Ofsted: no evidence that exclusions cause knife crime

A report by Ofsted said that there is no evidence to support the claim that knife crime is linked to the rise in exclusions and that this is a “harmful narrative”. 

Mar 12, 2019
By Serena Lander

The Ofsted Chief Inspector, Amanda Spielman, said it is just as likely that exclusions and criminality are two symptoms of the same underlying problems.  

The report published today (March 12) comes after Mayor of London Sadiq Khan and police and crime commissioners (PCCs) wrote to Prime Minister Theresa May claiming there is a link between the school exclusion system and rising levels of knife crime. 

This view appears to be supported by statistics that show dramatic reductions in violence in Scotland have been matched by a similar reduction in school exclusions. 

The letter called for ‘out-rolling’ – when children are removed from registers without being formally excluded – to be outlawed as the number of exclusions in England rose 56 per cent between 2013/14 and 2016/17 

And data revealed by HM Inspectorate of Prisons says that nine out ten children in custody have been excluded. 

The Children’s Commissioner for England has also criticised the lack of work being done to keep children in schools, particularly the vulnerable and disadvantaged who are disproportionately targeted. 

“Clearly, the way the education system deals with excluded young people is broken. It cannot be right that so many of those who have committed offences have been excluded from school or were outside of mainstream education,” the letter to Mrs May reads. 

However, Ofsted argued that permanent exclusions are sometimes a “necessary and important sanction” which should be matched with a number of other actions. 

Headteachers should consider intervention to address any underlying causes and schools should be more consistent when contacting the police. The report found that “there is an overall lack of clarity on when police involvement is necessary”. This means that some children are more vulnerable to being criminalised for their behaviour than others.  

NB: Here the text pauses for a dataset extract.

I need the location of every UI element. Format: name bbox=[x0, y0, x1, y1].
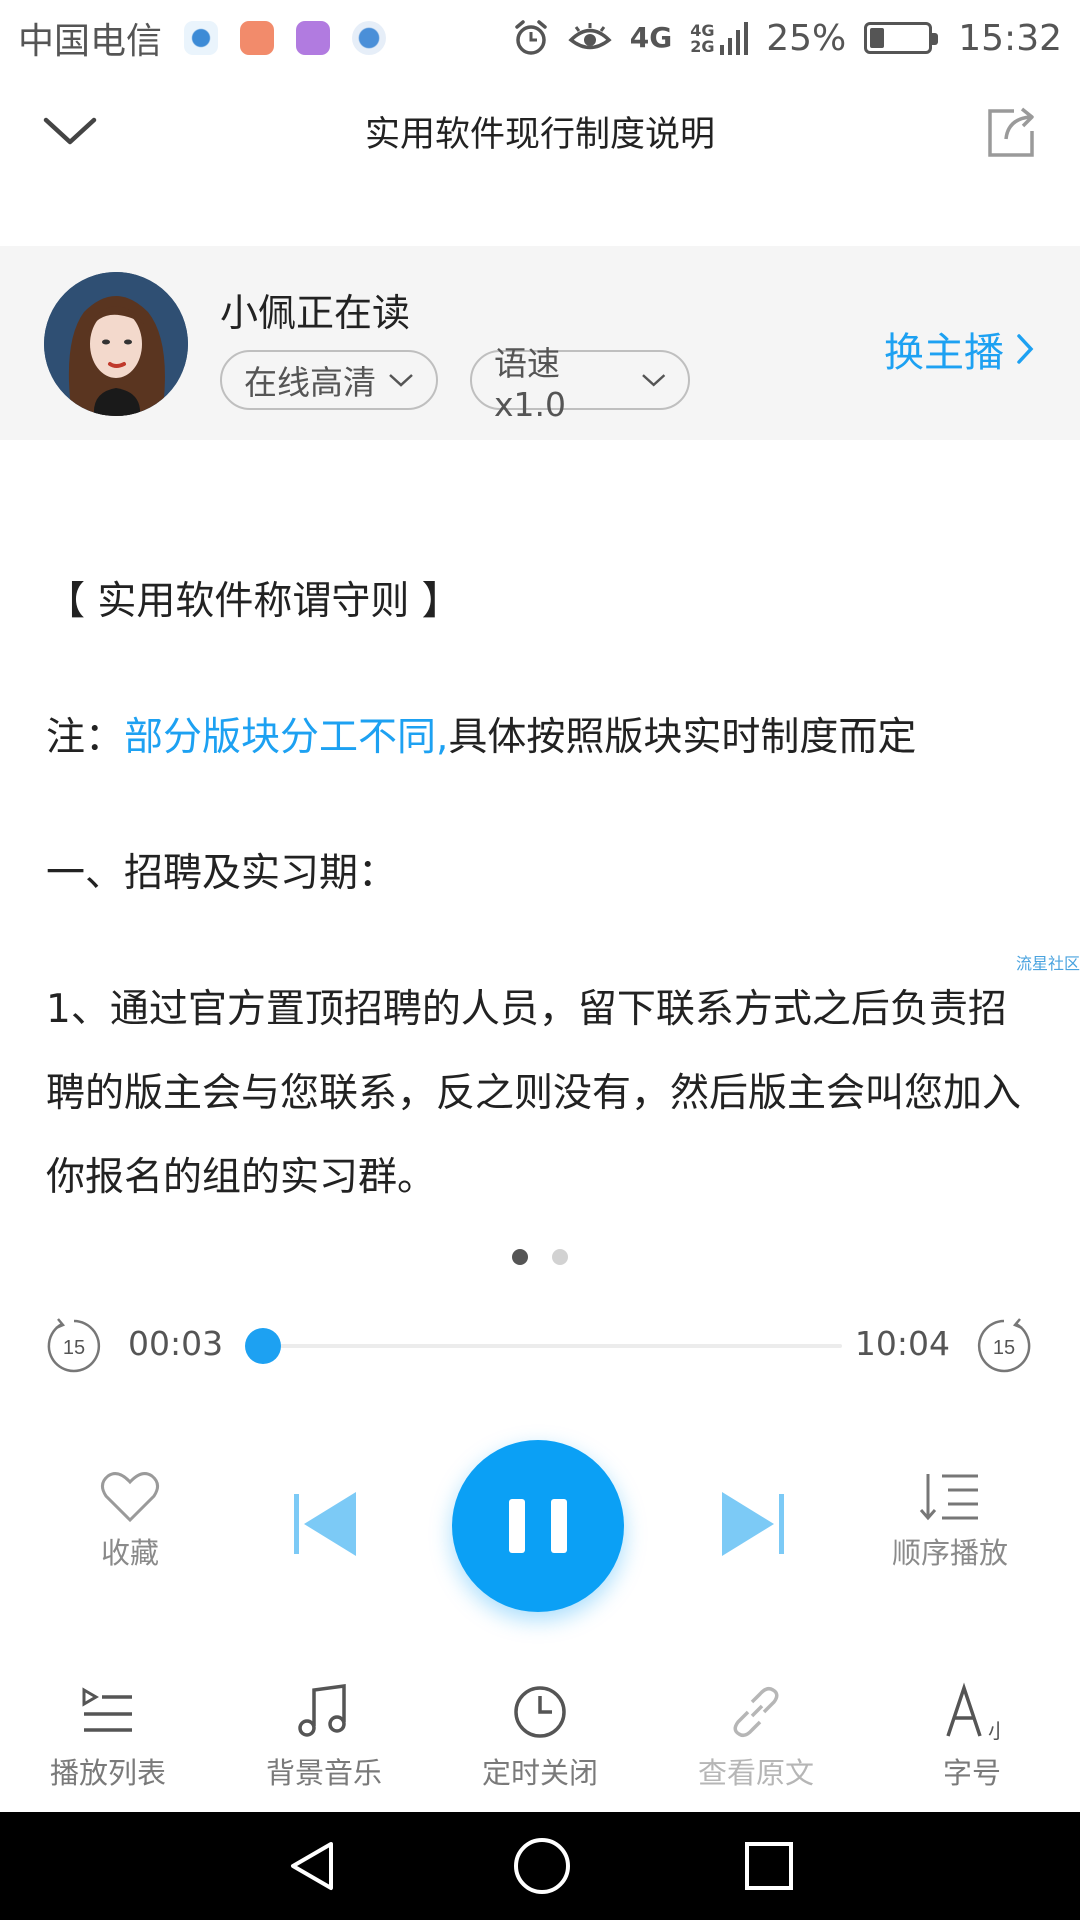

The Mayor’s Office for Policing and Crime said that it hoped to use the public health approach seen in Glasgow to prevent the risk of a young person being excluded through its Violence Reduction Unit. 

Chairman of the London Assembly Police and Crime Committee Steve O’Connell claimed that bringing the number of exclusions down and supporting those at risk of exclusion would be a key tactic in prevention of knife crime.  

It’s important schools do all they can to make sure their pupils are kept safe and on the right path, said Mr O’Connell. 

HoweverMs Spielman argued that this leads to a harmful narrative developing” which sees exclusions as causing children to join gangs or carry knives because, when they are excluded, they are put in very poor-quality alternative provision (AP) or pupil referral units (PRUs), and eventually fall out of the school system altogether. 

Rather, the report said, local authorities and the Government should consider that children who are being groomed by gangs to deal drugs or carry knives may be being coached by dangerous adults to get themselves excluded. 

Lynne Owens, Director General of the National Crime Agency (NCA), took to Twitter to highlight the prevalence of vulnerable children missing from education and involved in serious violenceA recent NCA report suggested that those excluded from mainstream schooling are often targeted by County Lines offenders.  

Ofsted agreed saying “children may have fewer protective factors” following exclusion if not admitted into another mainstream school or good-quality alternative provision or pupil referral unit.  

It recommended that schools and academies in London should ensure that their exclusion policy reflects the practice set out in the Department for Education’s statutory guidance. Additionally, local authorities should have a strategic response to permanent exclusions. 

Mike Sheridan, Ofsted’s Regional Director for London, said: “Schools should be fully involved in local knife crime strategies, but too few are brought around the table. Only just over half of the schools surveyed were aware their borough had a knife crime strategy. Schools work effectively to keep their pupils safe, but they can be isolated from each other and other agencies, leading to inconsistencies in the way schools approach this issue. 

It is clear that there is an overwhelming desire from different agencies to reduce the prevalence of knife crime. I hope that this insight into the issue through the eyes of school leaders will create momentum across London for a more co-ordinated approach to protecting vulnerable children from the dangers of knife violence.”